“Questo non è un film”: il 21 marzo del Presidio Libera Giugliano “Mena Morlando”, per la Giornata della Memoria e dell’Impegno, in ricordo di tutte le vittime delle mafie

A poco più di un mese dall’inaugurazione datata 14 febbraio, arriva il primo grande appuntamento per il neonato Presidio di Libera Giugliano (nato dalla sinergìa di tre realtà sociali presenti sul territorio giuglianese: Associazione Contro le mafie; Wrong trasmissione web radio ed Istituto Fratelli Maristi), intitolato alla memoria di Mena Morlando.
Il prossimo 21 marzo infatti, il sodalizio giuglianese così come tutta la rete di “Libera – Associazioni, Nomi e Numeri Contro le Mafie”, celebrano la diciassettesima edizione della “Giornata della Memoria e dell’Impegno in ricordo delle vittime delle mafie”.

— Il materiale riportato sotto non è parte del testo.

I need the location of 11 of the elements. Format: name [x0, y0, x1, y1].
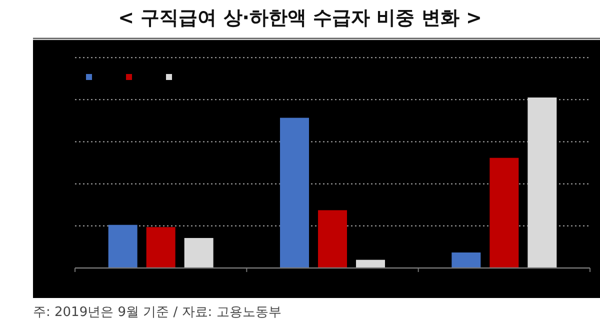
bar: [146, 227, 176, 268]
bar: [280, 118, 309, 268]
bar: [356, 260, 385, 268]
bar: [490, 158, 519, 268]
text: 주: 2019년은 9월 기준 / 자료: 고용노동부: [33, 305, 282, 320]
bar: [108, 224, 138, 268]
bar: [528, 98, 557, 268]
bar: [318, 210, 347, 268]
chart-title: < 구직급여 상·하한액 수급자 비중 변화 >: [118, 7, 482, 29]
bar: [184, 238, 214, 268]
bar: [452, 252, 481, 268]
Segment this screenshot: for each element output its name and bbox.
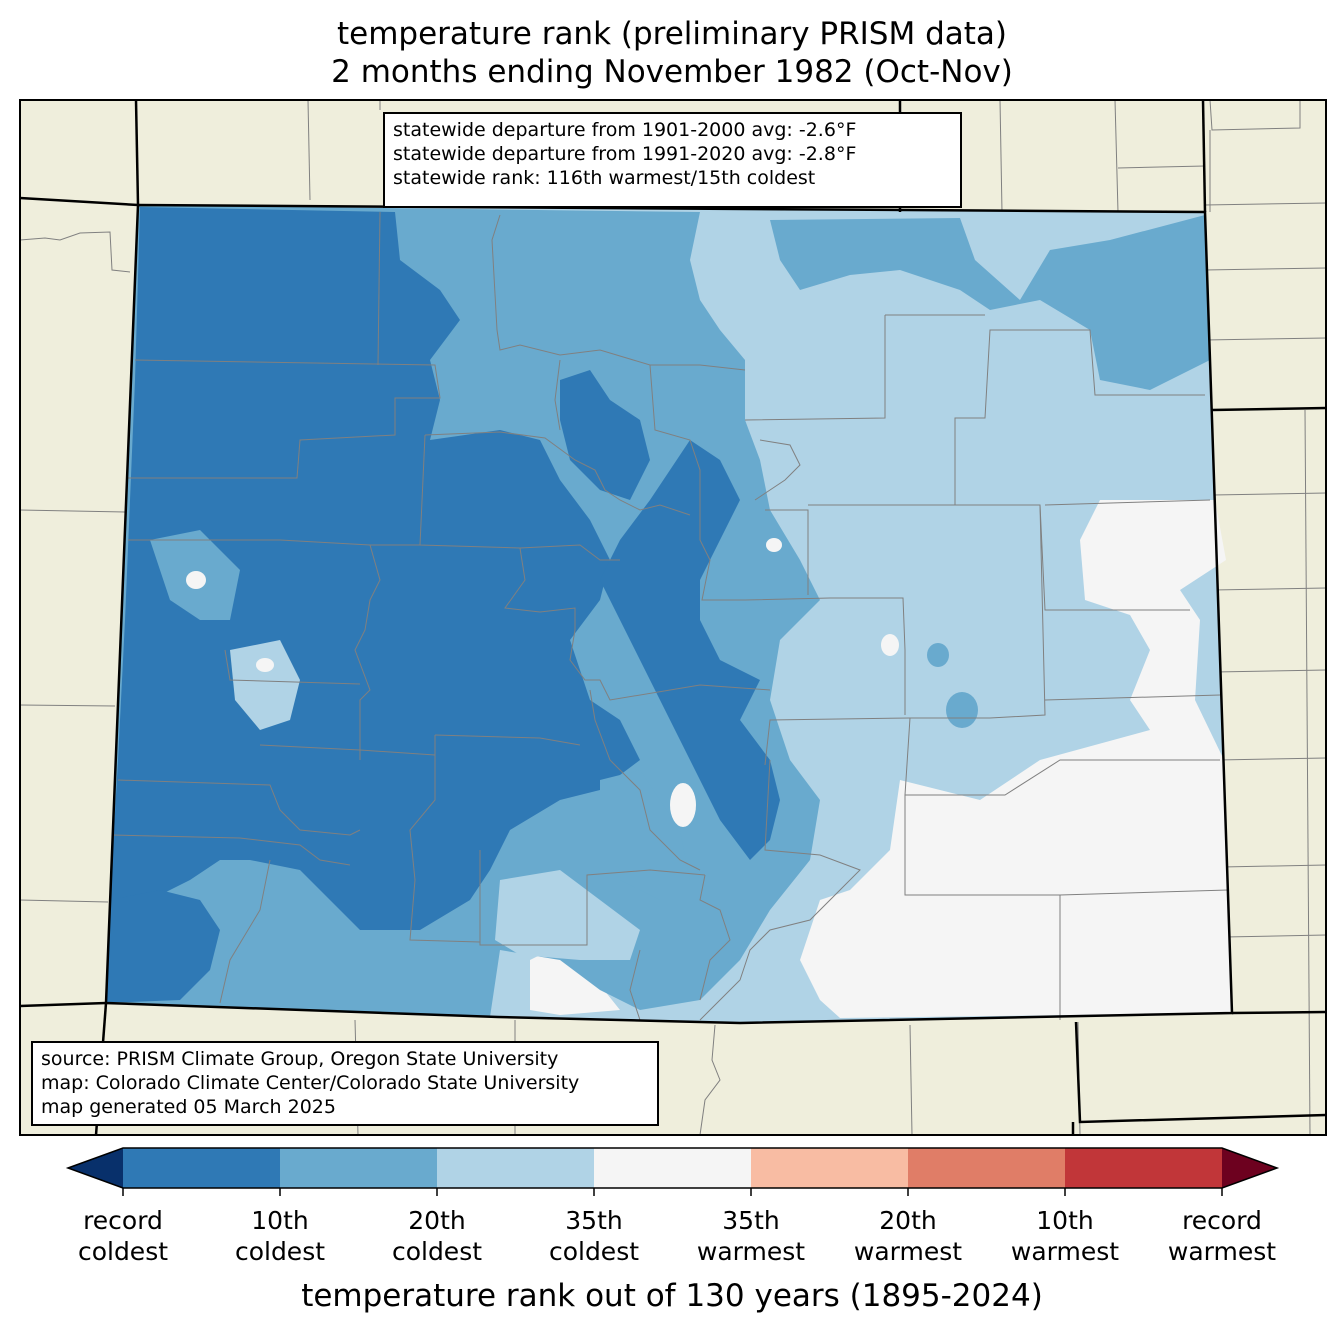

Dal 1996 ormai, per tutti i familiari delle vittime innocenti delle mafie, il 21 marzo non è più semplicemente il primo giorno di primavera, ma il simbolo della speranza che si rinnova, l’occasione per ritrovarsi e ritrovare la forza e il coraggio che grazie a Libera ha dato loro la capacità di reagire al dolore trasformandolo in autentico strumento di impegno e di azione di pace.
Quella del 21 in realtà rappresenta “solo” la data culmine della lunga serie di celebrazioni che quest’anno si apriranno il 17 marzo in una Genova che è già pronta ad accogliere i numerosi pullman provenienti da ogni angolo della penisola che catapulteranno per le strade del capoluogo ligure uno straripante fiume allegro e coloratissimo di persone giunte per stringersi in un grande abbraccio attorno alle vittime delle mafie cui sarà dedicata, proprio a Genova una piazzetta che sarà inaugurata il giorno prima.  
Per la chiusura della Giornata della Memoria e dell’Impegno, il 21 marzo alle ore 18.30, il Presidio di Libera Giugliano invita alla proiezione di “Questo non è un film”, docu-film di denuncia prodotto dalla Cei e dal Coordinamento familiari vittime di criminalità, tesa a puntare i riflettori sulle problematiche sociali del nostro territorio.
Dopo la proiezione – fanno sapere i responsabili del Presidio – la serata proseguirà con il dibattito a cui prenderanno parte Susy Cimminiello, Pasquale Scherillo, Francesco Morlando e Bruno Vallefuoco, familiari delle vittime innocenti che stanno scrivendo pagine importanti dell’anticamorra napoletana.
Con i familiari, si ascolterà la testimonianza di Giovanni Fernandes, sopravvissuto egli stesso ai proiettili della camorra, che lo colpirono a Giugliano, da innocente, per un “errore di persona”; a seguito di quell’episodio, Fernandes è costretto a vivere su una sedia a rotelle (della sua storia, ne ha scritto il magistrato Raffaele Cantone, nel suo “Solo per Giustizia”).  

A coordinare l’incontro, Raffaele Sardo, giornalista e scrittore da sempre impegnato sul fronte della lotta alla camorra, autore di volumi come “La Bestia” e “Al di là della notte”, quest’ultimo dedicato proprio alla memoria delle vittime innocenti di camorra.
Appuntamento all’aula magna del Presidio di Libera Giugliano “Mena Morlando”, presso l’Istituto Fratelli Maristi, in via Fratelli Maristi 2, Giugliano in Campania (NA).